Senate
NPR's Diane Rehm got a list from her researchers, which misidentified Sen. Bernie Sanders (I/D-Vt.) as holding Israeli citizenship, and made the assertion in an interview with Sanders before being corrected by him.
Diane Rehm: Senator, you have dual citizenship with Israel. Bernie Sanders: Well, no I do not have dual citizenship with Israel. I'm an American. I don't know where that question came from. I am an American citizen, and I have visited Israel on a couple of occasions. No, I'm an American citizen, period. Rehm: I understand from a list we have gotten that you were on that list. Sanders: No. Rehm: Forgive me if that is— Sanders: That's some of the nonsense that goes on in the internet. But that is absolutely not true. Rehm: Interesting. Are there members of Congress who do have dual citizenship or is that part of the fable? Sanders: I honestly don't know but I have read that on the internet.
The Jewish Journal found one list claiming to be of dual U.S.-Israeli citizens in Congress laden with anti-Semitic phrases and graphics. Rehm says she got the claim from a Facebook comment—a stunning lack of reporting effort from any broadcaster, let alone at an outlet that holds itself in as such high regard as NPR. The typical list purporting to be of U.S.-Israeli citizens in Congress usually just lists Jewish members of Congress. Writing in Counterpunch, L. Michael Hager reports his efforts to find data on dual citizens in Congress was fruitless, and that the Congressional Research Service didn't collect such information. Editorializing against the concept of dual citizenship—permitted in the U.S. only since 1967—the Los Angeles Times reports that there is no definitive tally on the number of dual citizens in the U.S., but that such people can be denied sensitive jobs in government.
The accusation that Sanders is a dual citizen stems from the anti-Semitic view that Jews in Congress must be loyal to Israel too, and that this—and not the U.S.'s decades-long relationship with Israel based on that country's long-held status as the only Western-style democracy in the region—was the reason for the apparent disconnect between the pro-Israeli stance of politicians in Washington and the general public. Despite being the darling of a sometimes anti-Semitic and almost always anti-Israeli or "anti-Zionist" far left, Bernie Sanders has been a fairly stalwart supporter of the U.S.-Israeli relationship.

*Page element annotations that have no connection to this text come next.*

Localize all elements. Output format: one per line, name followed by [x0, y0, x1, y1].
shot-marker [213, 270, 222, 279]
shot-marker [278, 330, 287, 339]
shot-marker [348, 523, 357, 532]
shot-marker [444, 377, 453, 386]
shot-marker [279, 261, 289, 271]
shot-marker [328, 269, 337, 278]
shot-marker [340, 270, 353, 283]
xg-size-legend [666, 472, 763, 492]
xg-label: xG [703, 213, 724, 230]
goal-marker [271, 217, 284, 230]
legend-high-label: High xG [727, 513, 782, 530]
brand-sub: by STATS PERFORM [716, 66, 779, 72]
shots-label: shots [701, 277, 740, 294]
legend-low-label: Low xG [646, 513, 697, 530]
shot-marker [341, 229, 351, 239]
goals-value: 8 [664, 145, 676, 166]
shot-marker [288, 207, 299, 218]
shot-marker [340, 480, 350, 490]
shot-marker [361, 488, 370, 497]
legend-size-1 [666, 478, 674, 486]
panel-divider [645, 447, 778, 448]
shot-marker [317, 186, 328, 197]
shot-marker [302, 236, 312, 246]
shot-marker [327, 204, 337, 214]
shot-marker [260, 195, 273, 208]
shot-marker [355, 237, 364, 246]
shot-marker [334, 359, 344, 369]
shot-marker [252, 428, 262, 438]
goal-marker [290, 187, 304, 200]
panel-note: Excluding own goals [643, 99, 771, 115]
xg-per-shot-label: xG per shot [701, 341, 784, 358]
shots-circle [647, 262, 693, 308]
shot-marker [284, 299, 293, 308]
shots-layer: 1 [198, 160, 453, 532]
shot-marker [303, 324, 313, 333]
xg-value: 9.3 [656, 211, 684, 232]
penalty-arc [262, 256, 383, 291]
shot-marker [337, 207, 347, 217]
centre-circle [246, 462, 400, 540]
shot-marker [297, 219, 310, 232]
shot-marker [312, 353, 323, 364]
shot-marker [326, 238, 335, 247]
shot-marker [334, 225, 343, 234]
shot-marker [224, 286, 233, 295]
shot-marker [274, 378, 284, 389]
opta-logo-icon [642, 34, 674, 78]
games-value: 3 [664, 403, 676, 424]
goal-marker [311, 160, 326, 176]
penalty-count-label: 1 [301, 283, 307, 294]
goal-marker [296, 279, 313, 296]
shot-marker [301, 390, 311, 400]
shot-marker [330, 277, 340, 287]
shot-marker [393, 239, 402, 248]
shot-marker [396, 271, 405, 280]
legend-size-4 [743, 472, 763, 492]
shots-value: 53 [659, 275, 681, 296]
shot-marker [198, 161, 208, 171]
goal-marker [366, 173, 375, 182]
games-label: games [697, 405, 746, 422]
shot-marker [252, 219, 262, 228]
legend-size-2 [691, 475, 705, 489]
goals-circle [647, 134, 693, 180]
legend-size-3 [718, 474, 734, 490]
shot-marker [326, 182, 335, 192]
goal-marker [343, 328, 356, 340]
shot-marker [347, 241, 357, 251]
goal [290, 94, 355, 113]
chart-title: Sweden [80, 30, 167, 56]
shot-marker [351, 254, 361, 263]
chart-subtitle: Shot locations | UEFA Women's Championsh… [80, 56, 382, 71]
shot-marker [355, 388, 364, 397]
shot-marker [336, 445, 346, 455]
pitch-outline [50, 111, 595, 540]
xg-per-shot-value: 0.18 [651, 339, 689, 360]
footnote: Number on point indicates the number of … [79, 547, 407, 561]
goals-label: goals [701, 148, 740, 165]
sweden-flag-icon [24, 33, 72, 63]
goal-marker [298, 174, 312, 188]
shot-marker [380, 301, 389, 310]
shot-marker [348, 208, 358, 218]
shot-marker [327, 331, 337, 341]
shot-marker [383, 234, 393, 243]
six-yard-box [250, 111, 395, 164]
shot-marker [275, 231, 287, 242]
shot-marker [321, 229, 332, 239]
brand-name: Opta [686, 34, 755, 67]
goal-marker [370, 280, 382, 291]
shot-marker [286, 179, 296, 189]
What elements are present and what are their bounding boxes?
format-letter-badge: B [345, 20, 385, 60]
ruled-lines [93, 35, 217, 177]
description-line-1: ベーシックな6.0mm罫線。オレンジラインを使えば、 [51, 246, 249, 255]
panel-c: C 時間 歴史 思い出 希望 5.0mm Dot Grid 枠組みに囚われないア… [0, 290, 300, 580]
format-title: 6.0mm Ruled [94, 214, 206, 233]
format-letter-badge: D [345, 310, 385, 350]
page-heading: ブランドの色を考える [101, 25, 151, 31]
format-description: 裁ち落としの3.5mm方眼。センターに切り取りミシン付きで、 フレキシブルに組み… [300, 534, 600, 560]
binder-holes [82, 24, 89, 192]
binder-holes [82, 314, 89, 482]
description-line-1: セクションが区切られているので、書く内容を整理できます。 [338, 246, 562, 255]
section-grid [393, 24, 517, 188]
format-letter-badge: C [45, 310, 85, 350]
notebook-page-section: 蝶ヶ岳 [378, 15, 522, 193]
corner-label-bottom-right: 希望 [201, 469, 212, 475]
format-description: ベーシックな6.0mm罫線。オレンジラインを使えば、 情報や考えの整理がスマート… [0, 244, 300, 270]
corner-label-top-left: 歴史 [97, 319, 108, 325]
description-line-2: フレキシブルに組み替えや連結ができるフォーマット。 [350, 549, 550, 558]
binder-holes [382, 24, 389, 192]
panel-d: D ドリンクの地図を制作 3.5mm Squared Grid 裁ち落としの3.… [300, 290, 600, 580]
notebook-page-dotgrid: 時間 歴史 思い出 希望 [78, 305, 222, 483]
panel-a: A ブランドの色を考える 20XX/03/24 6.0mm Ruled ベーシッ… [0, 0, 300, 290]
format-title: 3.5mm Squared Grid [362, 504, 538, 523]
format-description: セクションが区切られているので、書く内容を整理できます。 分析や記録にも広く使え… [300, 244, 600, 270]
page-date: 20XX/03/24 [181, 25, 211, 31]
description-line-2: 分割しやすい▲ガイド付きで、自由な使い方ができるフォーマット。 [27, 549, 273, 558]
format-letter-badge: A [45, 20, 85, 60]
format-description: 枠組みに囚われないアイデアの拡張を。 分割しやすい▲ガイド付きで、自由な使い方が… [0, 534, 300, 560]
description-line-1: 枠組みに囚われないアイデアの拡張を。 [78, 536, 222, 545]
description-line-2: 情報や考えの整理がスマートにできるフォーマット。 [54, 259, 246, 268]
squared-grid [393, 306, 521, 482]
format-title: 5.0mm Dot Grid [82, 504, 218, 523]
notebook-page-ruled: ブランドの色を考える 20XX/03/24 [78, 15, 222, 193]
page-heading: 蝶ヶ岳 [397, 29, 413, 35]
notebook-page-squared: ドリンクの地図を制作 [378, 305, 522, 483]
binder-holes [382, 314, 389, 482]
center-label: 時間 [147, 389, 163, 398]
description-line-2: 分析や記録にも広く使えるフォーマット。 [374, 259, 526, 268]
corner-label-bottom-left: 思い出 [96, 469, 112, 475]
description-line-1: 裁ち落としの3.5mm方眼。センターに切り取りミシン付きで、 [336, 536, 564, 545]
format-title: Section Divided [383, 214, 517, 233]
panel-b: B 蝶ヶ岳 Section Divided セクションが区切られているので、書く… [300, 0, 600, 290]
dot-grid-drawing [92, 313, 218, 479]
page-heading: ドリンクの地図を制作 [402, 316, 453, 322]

It led to a Q&A on Gaza at one town hall that included a woman yelling "fuck Israel" and Sanders telling constituents to "shut up." Sanders' decision to skip Israel Prime Minister Benjamin Netanyahu's address to Congress reflects more on how Netanyahu's polarized himself in American politics than a shift in Sanders—or any boycotting politician's—general stance. American socialist groups like Socialist Worker have been rejecting Sanders as a socialist, in part for his stance on Israel, for years.
So far, Sanders has focused on economic populism almost exclusively. His campaign launch speech last month had little to say about foreign policy, and even ignored the issue of police violence completely. This despite Sanders having little new to say about economics he hasn't been saying for forty years, when it was the Rockefellers threatening to "take over" America, and that hasn't been disproved over and over since then. He probably has nothing new to say about foreign policy or civil liberties at home either.